- Title card
- Directed by: K. S. Adhiyaman
- Written by: K. S. Adhiyaman
- Starring: Karthik Raghuvaran Revathi Nagendra Prasad Devayani
- Cinematography: Nagendran
- Edited by: Gokula Chezhan
- Music by: Philip–Jerry
- Production company: Span Vision
- Release date: 15 December 1995;
- Country: India
- Language: Tamil

= Thotta Chinungi =

Thotta Chinungi is a 1995 Indian Tamil-language romantic drama film directed by K. S. Adhiyaman, starring Karthik, Raghuvaran, Revathi, Nagendra Prasad and Devayani (in her Tamil debut). It was released on 15 December 1995. The film was remade in Hindi as Hum Tumhare Hain Sanam (2002) by the same director.

== Plot ==
Gopal has been in love with Bhuvana since their childhood. As they grow older, they eventually get married.

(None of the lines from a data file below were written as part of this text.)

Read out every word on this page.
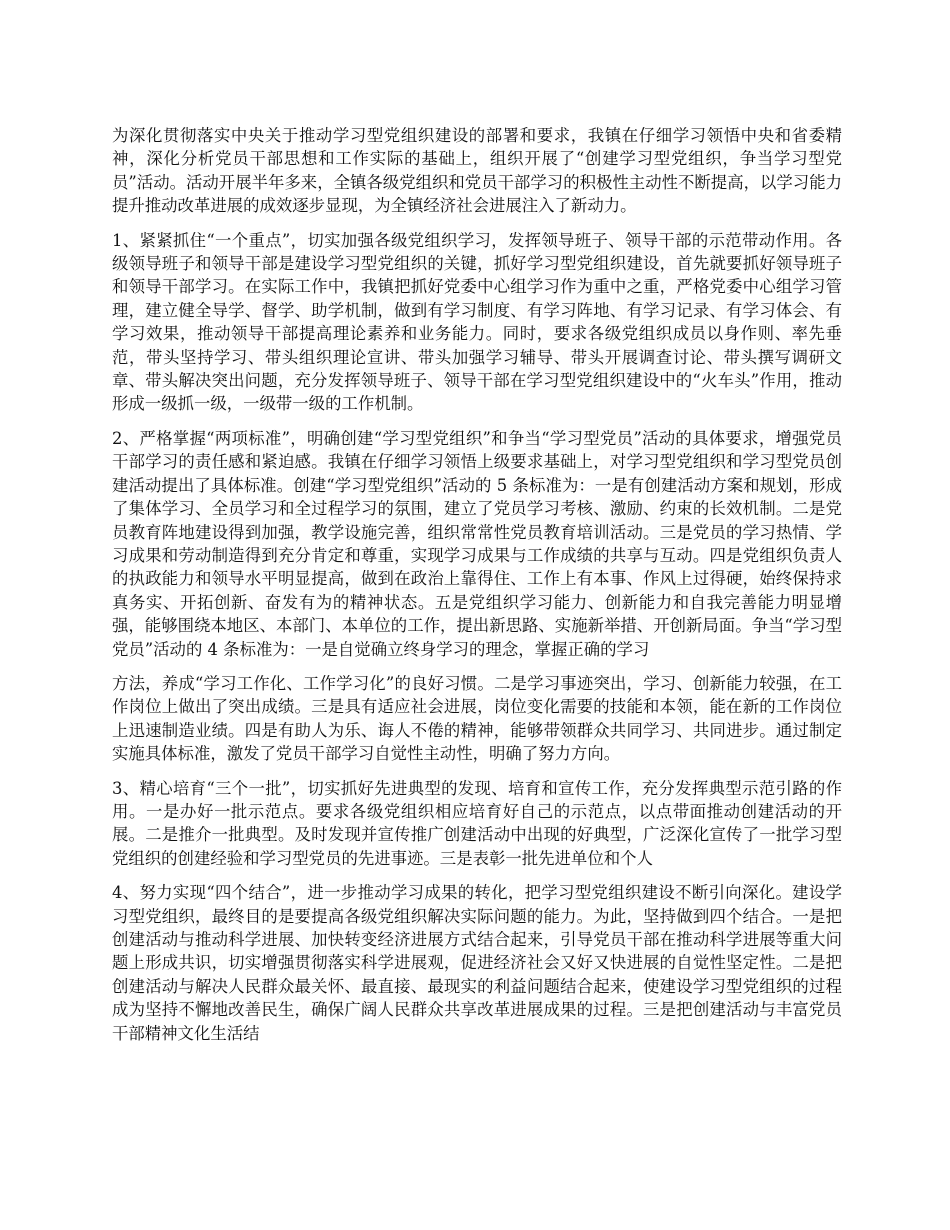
为深化贯彻落实中央关于推动学习型党组织建设的部署和要求，我镇在仔细学习领悟中央和省委精神，深化分析党员干部思想和工作实际的基础上，组织开展了“创建学习型党组织，争当学习型党员”活动。活动开展半年多来，全镇各级党组织和党员干部学习的积极性主动性不断提高，以学习能力提升推动改革进展的成效逐步显现，为全镇经济社会进展注入了新动力。

1、紧紧抓住“一个重点”，切实加强各级党组织学习，发挥领导班子、领导干部的示范带动作用。各级领导班子和领导干部是建设学习型党组织的关键，抓好学习型党组织建设，首先就要抓好领导班子和领导干部学习。在实际工作中，我镇把抓好党委中心组学习作为重中之重，严格党委中心组学习管理，建立健全导学、督学、助学机制，做到有学习制度、有学习阵地、有学习记录、有学习体会、有学习效果，推动领导干部提高理论素养和业务能力。同时，要求各级党组织成员以身作则、率先垂范，带头坚持学习、带头组织理论宣讲、带头加强学习辅导、带头开展调查讨论、带头撰写调研文章、带头解决突出问题，充分发挥领导班子、领导干部在学习型党组织建设中的“火车头”作用，推动形成一级抓一级，一级带一级的工作机制。

2、严格掌握“两项标准”，明确创建“学习型党组织”和争当“学习型党员”活动的具体要求，增强党员干部学习的责任感和紧迫感。我镇在仔细学习领悟上级要求基础上，对学习型党组织和学习型党员创建活动提出了具体标准。创建“学习型党组织”活动的 5 条标准为：一是有创建活动方案和规划，形成了集体学习、全员学习和全过程学习的氛围，建立了党员学习考核、激励、约束的长效机制。二是党员教育阵地建设得到加强，教学设施完善，组织常常性党员教育培训活动。三是党员的学习热情、学习成果和劳动制造得到充分肯定和尊重，实现学习成果与工作成绩的共享与互动。四是党组织负责人的执政能力和领导水平明显提高，做到在政治上靠得住、工作上有本事、作风上过得硬，始终保持求真务实、开拓创新、奋发有为的精神状态。五是党组织学习能力、创新能力和自我完善能力明显增强，能够围绕本地区、本部门、本单位的工作，提出新思路、实施新举措、开创新局面。争当“学习型党员”活动的 4 条标准为：一是自觉确立终身学习的理念，掌握正确的学习

方法，养成“学习工作化、工作学习化”的良好习惯。二是学习事迹突出，学习、创新能力较强，在工作岗位上做出了突出成绩。三是具有适应社会进展，岗位变化需要的技能和本领，能在新的工作岗位上迅速制造业绩。四是有助人为乐、诲人不倦的精神，能够带领群众共同学习、共同进步。通过制定实施具体标准，激发了党员干部学习自觉性主动性，明确了努力方向。

3、精心培育“三个一批”，切实抓好先进典型的发现、培育和宣传工作，充分发挥典型示范引路的作用。一是办好一批示范点。要求各级党组织相应培育好自己的示范点，以点带面推动创建活动的开展。二是推介一批典型。及时发现并宣传推广创建活动中出现的好典型，广泛深化宣传了一批学习型党组织的创建经验和学习型党员的先进事迹。三是表彰一批先进单位和个人

4、努力实现“四个结合”，进一步推动学习成果的转化，把学习型党组织建设不断引向深化。建设学习型党组织，最终目的是要提高各级党组织解决实际问题的能力。为此，坚持做到四个结合。一是把创建活动与推动科学进展、加快转变经济进展方式结合起来，引导党员干部在推动科学进展等重大问题上形成共识，切实增强贯彻落实科学进展观，促进经济社会又好又快进展的自觉性坚定性。二是把创建活动与解决人民群众最关怀、最直接、最现实的利益问题结合起来，使建设学习型党组织的过程成为坚持不懈地改善民生，确保广阔人民群众共享改革进展成果的过程。三是把创建活动与丰富党员干部精神文化生活结
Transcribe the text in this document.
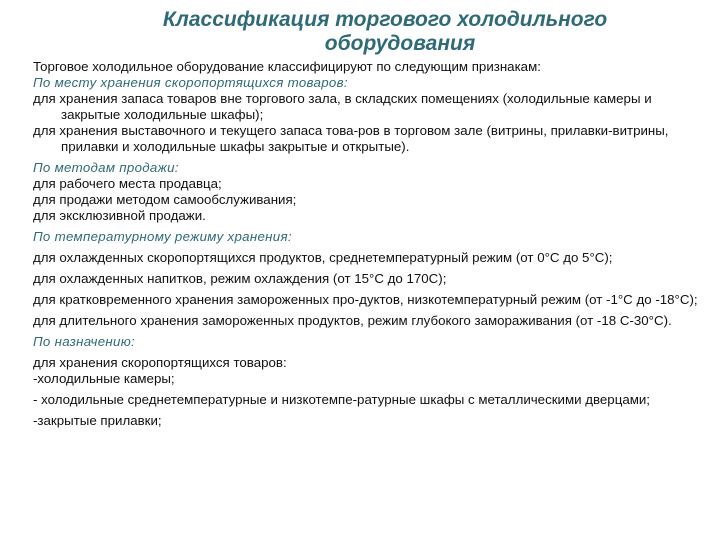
Классификация торгового холодильного
оборудования

Торговое холодильное оборудование классифицируют по следующим признакам:

По месту хранения скоропортящихся товаров:

для хранения запаса товаров вне торгового зала, в складских помещениях (холодильные камеры и закрытые холодильные шкафы);

для хранения выставочного и текущего запаса това-ров в торговом зале (витрины, прилавки-витрины, прилавки и холодильные шкафы закрытые и открытые).

По методам продажи:

для рабочего места продавца;

для продажи методом самообслуживания;

для эксклюзивной продажи.

По температурному режиму хранения:

для охлажденных скоропортящихся продуктов, среднетемпературный режим (от 0°С до 5°С);

для охлажденных напитков, режим охлаждения (от 15°С до 170С);

для кратковременного хранения замороженных про-дуктов, низкотемпературный режим (от -1°С до -18°С);

для длительного хранения замороженных продуктов, режим глубокого замораживания (от -18 С-30°С).

По назначению:

для хранения скоропортящихся товаров:

-холодильные камеры;

- холодильные среднетемпературные и низкотемпе-ратурные шкафы с металлическими дверцами;

-закрытые прилавки;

Soon, problems start to arise. Gopal disapproves of Bhuvana's unemployed younger brother, Prasad, who lives with them, and throws him out. He also grows suspicious of Mano, Bhuvana's childhood friend, a famous singer whom Bhuvana is very fond of.

Eventually, Gopal suspects them of having an affair and throws Bhuvana out of their house.

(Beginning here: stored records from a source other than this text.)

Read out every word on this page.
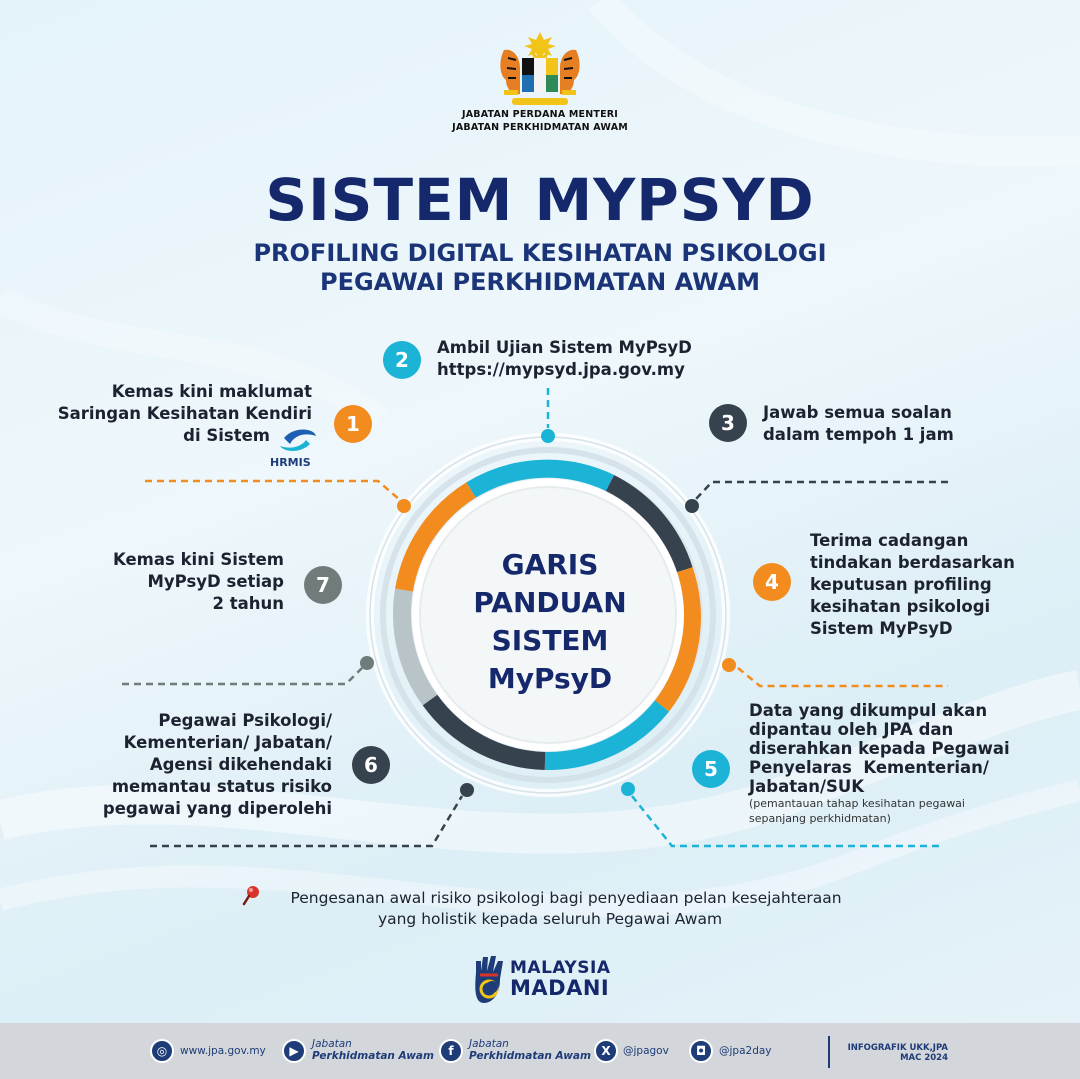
JABATAN PERDANA MENTERI
JABATAN PERKHIDMATAN AWAM
SISTEM MYPSYD
PROFILING DIGITAL KESIHATAN PSIKOLOGI
PEGAWAI PERKHIDMATAN AWAM
GARIS
PANDUAN
SISTEM
MyPsyD
Kemas kini maklumat
Saringan Kesihatan Kendiri
di Sistem
HRMIS
1
2
Ambil Ujian Sistem MyPsyD
https://mypsyd.jpa.gov.my
3	Jawab semua soalan
dalam tempoh 1 jam
4
Terima cadangan
tindakan berdasarkan
keputusan profiling
kesihatan psikologi
Sistem MyPsyD
5
Data yang dikumpul akan
dipantau oleh JPA dan
diserahkan kepada Pegawai
Penyelaras  Kementerian/
Jabatan/SUK
(pemantauan tahap kesihatan pegawai
sepanjang perkhidmatan)
Pegawai Psikologi/
Kementerian/ Jabatan/
Agensi dikehendaki
memantau status risiko
pegawai yang diperolehi
6
Kemas kini Sistem
MyPsyD setiap
2 tahun
7
Pengesanan awal risiko psikologi bagi penyediaan pelan kesejahteraan
yang holistik kepada seluruh Pegawai Awam
MALAYSIA
MADANI
◎	www.jpa.gov.my	▶	Jabatan
Perkhidmatan Awam	f	Jabatan
Perkhidmatan Awam X	@jpagov	◘	@jpa2day	INFOGRAFIK UKK,JPA
MAC 2024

Bhuvana, who loves Gopal equally, doesn't understand the reason behind his jealousy. She is devastated upon learning that Gopal wants a divorce. Prasad and Mano try talking sense into Gopal, but Bhuvana forbids them. Mano arranges a meeting with Gopal, but it does not end well.

Mano is shocked upon learning that his relationship with Bhuvana has caused problems with Gopal. Mano talks to Bhuvana, who believes that she is at fault. She realizes that Gopal had disapproved of her relationship with Mano and had tried restricting her from seeing him.

Mano promises to never see her again. He explains to his girlfriend Amlu about the incident, and Amlu confronts Gopal. Gopal learns that Bhuvana is pregnant and is in labour. He realises that his wrongdoings and the love Bhuvana has for him, and they reconcile.

== Production ==
Thotta Chinungi is the first Tamil film for Devayani. It is also the debut for Priyan (then known as Nagendran) as the lead cinematographer.

== Soundtrack ==
Soundtrack was composed by the duo Philip–Jerry with lyrics by Vaali. It is Philip–Jerry's debut Indian film.

Track listing
| No. | Title | Lyrics | Singer(s) | Length |
|---|---|---|---|---|
| 1. | "Maname Thotta Chinungi" (male) | Vaali | Hariharan |  |
| 2. | "Maname Thotta Chinungi" (female) | Vaali | K. S. Chithra |  |
| 3. | "Ramya Ramya" | K. S. Adhiyaman | S. P. Balasubramaniam, Anupama, Anuradha, Jerry |  |
| 4. | "Rajni Vara Bhavani" | Piraisoodan | Shahul Hameed, Sujatha, S. P. Sailaja |  |
| 5. | "Coke Pepsi" |  | Suresh Peters |  |
| 6. | "Illanthendral Veesum" | Vaali | K. J. Yesudas |  |
| 7. | "Ilanthendral Veesum 2" | Vaali | Mano |  |
| 8. | "Ilanthendral Veesum 3" | Vaali | T. L. Maharajan |  |
| 9. | "Nammoda Thalaivar Ennalum" | Vaali | S. P. Balasubrahmanyam |  |

== Critical reception ==
K. Vijiyan of New Straits Times said the film "proved easy to watch despite running two hours and 45 minutes". Kalki wrote the film flows like a river without the rush of a commercial film and like an art film without the speed of a turtle. D. S. Ramanujam of The Hindu wrote, "The mental conflict of a husband suspecting the platonic relationship of his wife with a male friend, known to her for long, attains glorious proportions, thanks to the wonderful performances of Raghuvaran (husband), Karthik (friend) and Revathi". He also appreciated the writing and direction of Adhiyaman.

== Remake ==
Adhiyaman chose to direct his first Hindi film and began remaking Thotta Chinungi in Hindi as Aap Mere Hai Sanam in early 1998. The film languished in production hell and was eventually released in 2002 as Hum Tumhare Hain Sanam.